In summary, there are four statements that control axes: XAXIS, X2AXIS, YAXIS, and Y2AXIS. Each has a DISPLAY= option that enables you to specify DISPLAY=ALL (the default), DISPLAY=NONE, or DISPLAY=(NOLINE NOTICKS NOLABEL NOVALUES) and choose which part of each axis to suppress. There are many other options including the GRID option, which displays grid lines at each tick. You can also display reference lines. See the XAXIS Statement and REFLINE Statement for more information. Controlling these statements and options enables you to make clean, elegant graphs.
3 Comments
Thanks for the kind words, Warren. Means a lot coming from a highly respected SAS expert.
When delving into "Chart Junk" as defined by Tufte, I sometimes take a less rigorous approach for graphs that are meant for general consumption. On the page of a newspaper or magazine, graphs often have to compete with other information on the page. A visual first has to attract the attention of the reader, and then make sure the information is delivered effectively. So, a little bit of "glitz" may be added just for that purpose. InfoGraphs also fall in this category. Also, many of my articles describe "how" to do something the user asked. Whether one should actually do that or not is a different question. The article with the "Temperature Graph" was intended to describe "how to add image background". The recent article on "Waterfall Pot ++" was addressing the usage of a 3D visual for data that is really 2D.

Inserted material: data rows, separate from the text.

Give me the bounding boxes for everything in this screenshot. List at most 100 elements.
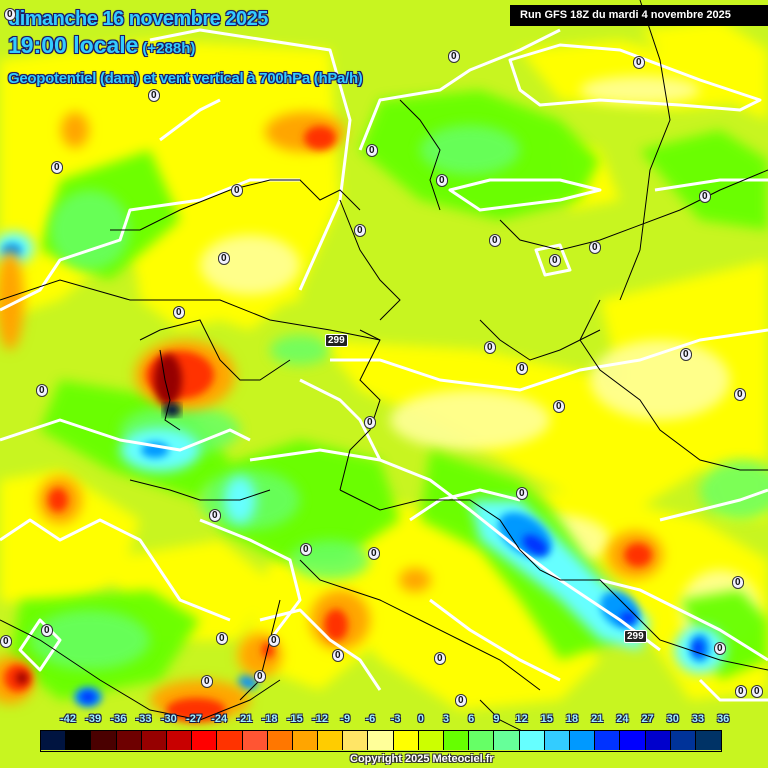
legend-tick: 30 bbox=[666, 713, 679, 725]
zero-contour-label: 0 bbox=[751, 685, 763, 698]
zero-contour-label: 0 bbox=[41, 624, 53, 637]
legend-tick: -24 bbox=[211, 713, 228, 725]
geopotential-contour-label: 299 bbox=[624, 630, 647, 643]
legend-tick: -3 bbox=[390, 713, 401, 725]
legend-tick: 9 bbox=[493, 713, 500, 725]
legend-tick: -9 bbox=[340, 713, 351, 725]
legend-tick: 6 bbox=[468, 713, 475, 725]
zero-contour-label: 0 bbox=[366, 144, 378, 157]
zero-contour-label: 0 bbox=[633, 56, 645, 69]
legend-swatch bbox=[695, 731, 722, 750]
zero-contour-label: 0 bbox=[268, 634, 280, 647]
legend-tick: 0 bbox=[417, 713, 424, 725]
zero-contour-label: 0 bbox=[732, 576, 744, 589]
zero-contour-label: 0 bbox=[589, 241, 601, 254]
legend-tick: -30 bbox=[160, 713, 177, 725]
zero-contour-label: 0 bbox=[231, 184, 243, 197]
legend-swatch bbox=[91, 731, 117, 750]
legend-tick: 3 bbox=[442, 713, 450, 725]
legend-tick: 27 bbox=[641, 713, 654, 725]
legend-swatch bbox=[569, 731, 596, 750]
legend-tick: -39 bbox=[85, 713, 102, 725]
zero-contour-label: 0 bbox=[332, 649, 344, 662]
legend-swatch bbox=[192, 731, 218, 750]
zero-contour-label: 0 bbox=[4, 8, 16, 21]
zero-contour-label: 0 bbox=[434, 652, 446, 665]
legend-swatch bbox=[620, 731, 646, 750]
zero-contour-label: 0 bbox=[734, 388, 746, 401]
legend-swatch bbox=[318, 731, 344, 750]
zero-contour-label: 0 bbox=[714, 642, 726, 655]
zero-contour-label: 0 bbox=[148, 89, 160, 102]
zero-contour-label: 0 bbox=[680, 348, 692, 361]
legend-swatch bbox=[242, 731, 268, 750]
country-borders bbox=[0, 0, 768, 741]
legend-swatch bbox=[393, 731, 419, 750]
zero-contour-label: 0 bbox=[699, 190, 711, 203]
zero-contour-label: 0 bbox=[36, 384, 48, 397]
legend-swatch bbox=[217, 731, 243, 750]
zero-contour-label: 0 bbox=[364, 416, 376, 429]
forecast-date: dimanche 16 novembre 2025 bbox=[8, 8, 268, 30]
legend-swatch bbox=[267, 731, 293, 750]
legend-tick: -36 bbox=[110, 713, 127, 725]
zero-contour-label: 0 bbox=[300, 543, 312, 556]
legend-swatch bbox=[41, 731, 67, 750]
zero-contour-label: 0 bbox=[448, 50, 460, 63]
legend-tick: -12 bbox=[312, 713, 328, 725]
zero-contour-label: 0 bbox=[484, 341, 496, 354]
legend-tick-labels: -42 -39 -36 -33 -30 -27 -24 -21 -18 -15 -12 -9 -6 -3 0… bbox=[0, 713, 768, 727]
legend-tick: 12 bbox=[515, 713, 528, 725]
legend-tick: 36 bbox=[717, 713, 730, 725]
zero-contour-label: 0 bbox=[209, 509, 221, 522]
zero-contour-label: 0 bbox=[436, 174, 448, 187]
legend-swatch bbox=[595, 731, 621, 750]
zero-contour-label: 0 bbox=[201, 675, 213, 688]
zero-contours bbox=[0, 28, 768, 702]
zero-contour-label: 0 bbox=[0, 635, 12, 648]
zero-contour-label: 0 bbox=[254, 670, 266, 683]
zero-contour-label: 0 bbox=[455, 694, 467, 707]
legend-swatch bbox=[368, 731, 394, 750]
legend-swatch bbox=[141, 731, 167, 750]
parameter-title: Geopotentiel (dam) et vent vertical à 70… bbox=[8, 70, 363, 87]
run-info-banner: Run GFS 18Z du mardi 4 novembre 2025 bbox=[510, 5, 768, 26]
zero-contour-label: 0 bbox=[516, 362, 528, 375]
legend-swatch bbox=[670, 731, 696, 750]
legend-tick: -6 bbox=[365, 713, 376, 725]
forecast-offset: (+288h) bbox=[142, 40, 196, 57]
legend-tick: 33 bbox=[691, 713, 705, 725]
legend-swatch bbox=[444, 731, 470, 750]
legend-tick: -18 bbox=[261, 713, 278, 725]
zero-contour-label: 0 bbox=[216, 632, 228, 645]
legend-tick: -42 bbox=[60, 713, 76, 725]
legend-tick: -27 bbox=[186, 713, 202, 725]
legend-swatch bbox=[544, 731, 570, 750]
zero-contour-label: 0 bbox=[173, 306, 185, 319]
legend-swatch bbox=[418, 731, 444, 750]
legend-swatch bbox=[116, 731, 142, 750]
forecast-time-label: 19:00 locale bbox=[8, 32, 139, 58]
color-legend bbox=[40, 730, 723, 752]
legend-swatch bbox=[469, 731, 495, 750]
legend-swatch bbox=[166, 731, 193, 750]
legend-tick: 18 bbox=[565, 713, 579, 725]
legend-swatch bbox=[66, 731, 92, 750]
legend-tick: -15 bbox=[286, 713, 303, 725]
legend-swatch bbox=[645, 731, 671, 750]
legend-swatch bbox=[494, 731, 520, 750]
zero-contour-label: 0 bbox=[368, 547, 380, 560]
geopotential-contour-label: 299 bbox=[325, 334, 348, 347]
copyright-notice: Copyright 2025 Meteociel.fr bbox=[350, 753, 494, 765]
zero-contour-label: 0 bbox=[354, 224, 366, 237]
legend-tick: 15 bbox=[540, 713, 553, 725]
legend-swatch bbox=[343, 731, 369, 750]
zero-contour-label: 0 bbox=[218, 252, 230, 265]
zero-contour-label: 0 bbox=[489, 234, 501, 247]
legend-swatch bbox=[519, 731, 545, 750]
legend-tick: -33 bbox=[135, 713, 152, 725]
forecast-time: 19:00 locale (+288h) bbox=[8, 32, 195, 59]
zero-contour-label: 0 bbox=[553, 400, 565, 413]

http://blogs.sas.com/content/graphicallyspeaking/2017/07/30/clinical-graphs-waterfall-plot/
Thank you too for the kind words, Sanjay. I totally agree. A graph constructed for the New England Journal of Medicine has different rules than a graph constructed for a newspaper or magazine. The great thing is that ODS Graphics does a great job of making both types of graphs! I have worked on graphs both with and without glitz. Adding a bit of glitz is more fun!
I am firmly in the bare-bones no-frills camp, but like Warren I find it fun to occasionally create animated greeting cards, fractals, and three-dimensional tori.What consistently surprises me is the number of times that I learn some skill or trick while "playing" that I can later apply to more serious endeavors. Warren's post reinforces that idea. Although I am not likely to use a rainbow as a background image or put an elephant on an axis, I can still learn tricks from these examples about how to customize the appearance of an axis.